The White River Trail shortly crosses the Central Canal over a narrow bridge. That’s the NCAA Hall of Champions on the right. On the left, way in the distance, is the Washington Street bridge that used to carry US 40. It’s marked by the rows of lamps.
Here’s where the original National Road alignment ends at the White River. Once upon a time, there was a big covered bridge right here, on the left, at about a right angle to the riverbank.
From that spot I turned to the left to about the angle of the former covered bridge here. This was the view. My understanding is that in the covered bridge’s era, the White River was narrower than it is now, and the west bank would have been closer in.

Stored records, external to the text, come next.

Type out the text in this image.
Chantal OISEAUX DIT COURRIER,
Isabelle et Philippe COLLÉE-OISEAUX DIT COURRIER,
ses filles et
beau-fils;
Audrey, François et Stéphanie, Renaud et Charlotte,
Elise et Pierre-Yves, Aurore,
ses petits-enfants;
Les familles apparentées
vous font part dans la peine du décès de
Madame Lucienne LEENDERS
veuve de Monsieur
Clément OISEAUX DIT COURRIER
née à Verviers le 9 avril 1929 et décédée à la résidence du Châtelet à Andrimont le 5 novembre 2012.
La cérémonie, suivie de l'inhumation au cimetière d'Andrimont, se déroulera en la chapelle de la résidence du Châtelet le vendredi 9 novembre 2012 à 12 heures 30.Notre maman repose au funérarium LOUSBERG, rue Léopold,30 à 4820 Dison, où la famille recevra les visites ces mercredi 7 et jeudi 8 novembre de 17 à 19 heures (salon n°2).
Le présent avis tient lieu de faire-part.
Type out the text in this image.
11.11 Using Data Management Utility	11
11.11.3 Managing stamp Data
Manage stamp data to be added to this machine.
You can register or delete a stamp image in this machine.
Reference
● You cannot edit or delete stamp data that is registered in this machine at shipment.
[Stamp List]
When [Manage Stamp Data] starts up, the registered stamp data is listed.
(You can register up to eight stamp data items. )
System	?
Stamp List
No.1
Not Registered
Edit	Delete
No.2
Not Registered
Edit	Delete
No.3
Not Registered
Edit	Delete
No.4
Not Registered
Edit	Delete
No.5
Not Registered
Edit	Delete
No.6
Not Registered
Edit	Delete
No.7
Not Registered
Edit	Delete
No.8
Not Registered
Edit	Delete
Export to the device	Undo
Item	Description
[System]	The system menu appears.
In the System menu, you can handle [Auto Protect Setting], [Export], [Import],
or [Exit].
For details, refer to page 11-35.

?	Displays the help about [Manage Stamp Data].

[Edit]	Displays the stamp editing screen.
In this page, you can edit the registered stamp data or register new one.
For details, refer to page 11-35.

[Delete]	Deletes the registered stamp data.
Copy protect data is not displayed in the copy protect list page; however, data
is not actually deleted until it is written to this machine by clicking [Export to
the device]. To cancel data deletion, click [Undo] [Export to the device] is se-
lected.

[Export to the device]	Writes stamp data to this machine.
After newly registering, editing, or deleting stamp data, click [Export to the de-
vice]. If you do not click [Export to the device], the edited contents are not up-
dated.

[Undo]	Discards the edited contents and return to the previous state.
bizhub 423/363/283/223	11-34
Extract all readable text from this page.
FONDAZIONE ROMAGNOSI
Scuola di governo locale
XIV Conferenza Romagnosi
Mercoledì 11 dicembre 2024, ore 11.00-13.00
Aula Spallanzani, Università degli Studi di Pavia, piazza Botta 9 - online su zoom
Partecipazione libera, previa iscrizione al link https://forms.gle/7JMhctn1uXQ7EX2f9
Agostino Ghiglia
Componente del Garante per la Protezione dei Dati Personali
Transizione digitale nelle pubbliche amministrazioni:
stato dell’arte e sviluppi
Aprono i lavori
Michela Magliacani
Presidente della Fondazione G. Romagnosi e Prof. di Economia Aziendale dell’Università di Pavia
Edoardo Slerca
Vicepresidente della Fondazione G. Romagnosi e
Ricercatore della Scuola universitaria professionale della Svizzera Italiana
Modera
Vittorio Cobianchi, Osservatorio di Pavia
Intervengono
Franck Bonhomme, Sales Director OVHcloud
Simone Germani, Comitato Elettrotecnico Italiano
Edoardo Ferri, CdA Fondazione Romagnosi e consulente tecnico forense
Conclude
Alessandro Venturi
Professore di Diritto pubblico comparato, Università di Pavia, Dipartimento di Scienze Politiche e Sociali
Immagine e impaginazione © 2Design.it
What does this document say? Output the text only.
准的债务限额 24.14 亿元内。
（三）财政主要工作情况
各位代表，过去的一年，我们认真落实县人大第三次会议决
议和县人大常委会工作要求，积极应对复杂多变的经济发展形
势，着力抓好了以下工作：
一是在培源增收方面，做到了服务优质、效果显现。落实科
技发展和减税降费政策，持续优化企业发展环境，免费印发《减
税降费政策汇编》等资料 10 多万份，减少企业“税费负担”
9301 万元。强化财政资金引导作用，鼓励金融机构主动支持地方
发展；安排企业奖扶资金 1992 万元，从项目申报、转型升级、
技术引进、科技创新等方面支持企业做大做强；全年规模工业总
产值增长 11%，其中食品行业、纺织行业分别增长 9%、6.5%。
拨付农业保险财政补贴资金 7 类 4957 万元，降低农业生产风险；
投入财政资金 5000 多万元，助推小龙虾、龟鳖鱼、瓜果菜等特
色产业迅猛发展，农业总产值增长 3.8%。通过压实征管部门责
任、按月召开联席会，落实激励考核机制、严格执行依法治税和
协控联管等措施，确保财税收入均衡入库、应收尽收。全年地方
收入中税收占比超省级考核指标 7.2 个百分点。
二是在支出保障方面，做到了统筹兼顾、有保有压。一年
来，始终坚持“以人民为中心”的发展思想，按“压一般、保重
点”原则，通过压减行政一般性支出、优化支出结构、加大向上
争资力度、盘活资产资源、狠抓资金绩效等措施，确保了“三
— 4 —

From here, I backtracked and rode over to the Washington Street bridge, which is now open only to pedestrians.
Here’s the view from the deck, as I bicycled westward.
At the end of the bridge I faced a choice: follow the White River Trail around the zoo’s north edge, or backtrack all the way to where I started and follow current Washington Street back over the river. I chose the former because it was shorter and avoided a lot of traffic.
Shortly the trail opened up and followed the White River.
Soon the trail met the White River Parkway, a local road. I followed it south to where it intersects with Washington Street, which resumed its original path following the old National Road.
Until this point, the National Road was pretty neatly an east-west road across Indiana. From here on out, it runs west southwest all the way to Illinois.